A few weeks ago, I read Matt McCue’s An Honorable Run, which has had a lot of buzz this fall. McCue’s book is a memoir of his high school career in Iowa, his eventual decision to pass up a spot at Middlebury (where he would have been among the best on a relatively good Division 3 team) to try to walk on at the University of Colorado, and his relationship with both his coaches.
McCue makes no secret of his admiration for Chris Lear’s Running with the Buffaloes, a chronicle of Colorado’s 1998 season (was that really eleven years ago?) and that’s understandable; Buffaloes continues to fascinate and inspire high school and collegiate runners today, and to me its biggest mystery is why nobody has yet followed the path it blazed. (Someone needs to follow a women’s team, for example.) An Honorable Run reverently draws a lot of structure and voice from Lear’s book, but it’s not Running with the Buffaloes II.
For McCue, Colorado’s Mark Wetmore is largely quiet and off-stage, more like the Wizard of Oz than Vince Lombardi. For another thing, unlike the ensemble cast of Lear’s book, McCue’s journey is entirely his own, with the supporting characters literally just that. Only late in the book does a strong secondary character emerge.
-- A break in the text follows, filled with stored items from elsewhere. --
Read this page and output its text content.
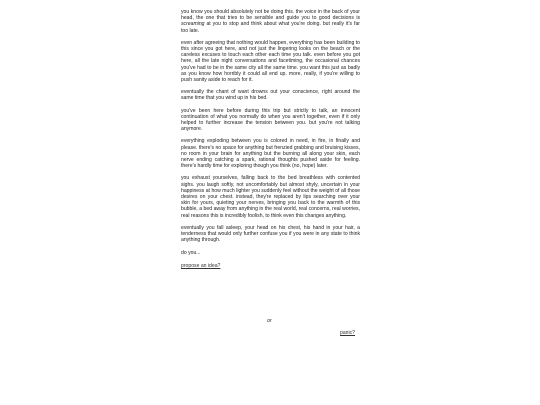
you know you should absolutely not be doing this. the voice in the back of your head, the one that tries to be sensible and guide you to good decisions is screaming at you to stop and think about what you're doing. but really it's far too late.

even after agreeing that nothing would happen, everything has been building to this since you got here, and not just the lingering looks on the beach or the careless excuses to touch each other each time you talk. even before you got here, all the late night conversations and facetiming, the occasional chances you've had to be in the same city all the same time. you want this just as badly as you know how horribly it could all end up. more, really, if you're willing to push sanity aside to reach for it.

eventually the chant of want drowns out your conscience, right around the same time that you wind up in his bed.

you've been here before during this trip but strictly to talk, an innocent continuation of what you normally do when you aren't together, even if it only helped to further increase the tension between you. but you're not talking anymore.

everything exploding between you is colored in need, in fire, in finally and please. there's no space for anything but frenzied grabbing and bruising kisses, no room in your brain for anything but the burning all along your skin, each nerve ending catching a spark, rational thoughts pushed aside for feeling. there's hardly time for exploring though you think (no, hope) later.

you exhaust yourselves, falling back to the bed breathless with contented sighs. you laugh softly, not uncomfortably but almost shyly, uncertain in your happiness at how much lighter you suddenly feel without the weight of all those desires on your chest. instead, they're replaced by lips searching over your skin for yours, quieting your nerves, bringing you back to the warmth of this bubble, a bed away from anything in the real world, real concerns, real worries, real reasons this is incredibly foolish, to think even this changes anything.

eventually you fall asleep, your head on his chest, his hand in your hair, a tenderness that would only further confuse you if you were in any state to think anything through.

do you...

propose an idea?
or
panic?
It feels like self-absorption, but the reality is that McCue is pulling us along his own maturation process in the book, and the self-centered focus of the book is simply the way a teenaged boy thinks. The supporting characters crop up as McCue himself matures and starts recognizing them himself.
In the process he’s delivering a number of ideas which should be on the exam for kids who read Lear and want to be the next Adam Goucher. McCue underlines a point which should be obvious today, that it takes hardworking kids like Matt McCue to push talented stars like Jorge Torres and Dathan Ritzenhein to their best. (If you want more Meb Keflezghis and Ryan Halls, you need more Brian Sells and Scott Bauhses. If you want more Brian Sells, you need more Nate Jenkinses. And so on.)
In doing this, McCue provides a script for a life which may not lead to an Olympic medal, but still includes a meaningful running component. The idea of “an honorable run” is a direct echo of the idea of “fighting the long defeat” which Tracy Kidder ascribes to Dr. Paul Farmer in Mountains Beyond Mountains.
And in the end, An Honorable Run is to Running with the Buffaloes what Matt McCue is to Jorge Torres: not as fast, not as glamorous, but different and just as worthwhile to read and consider.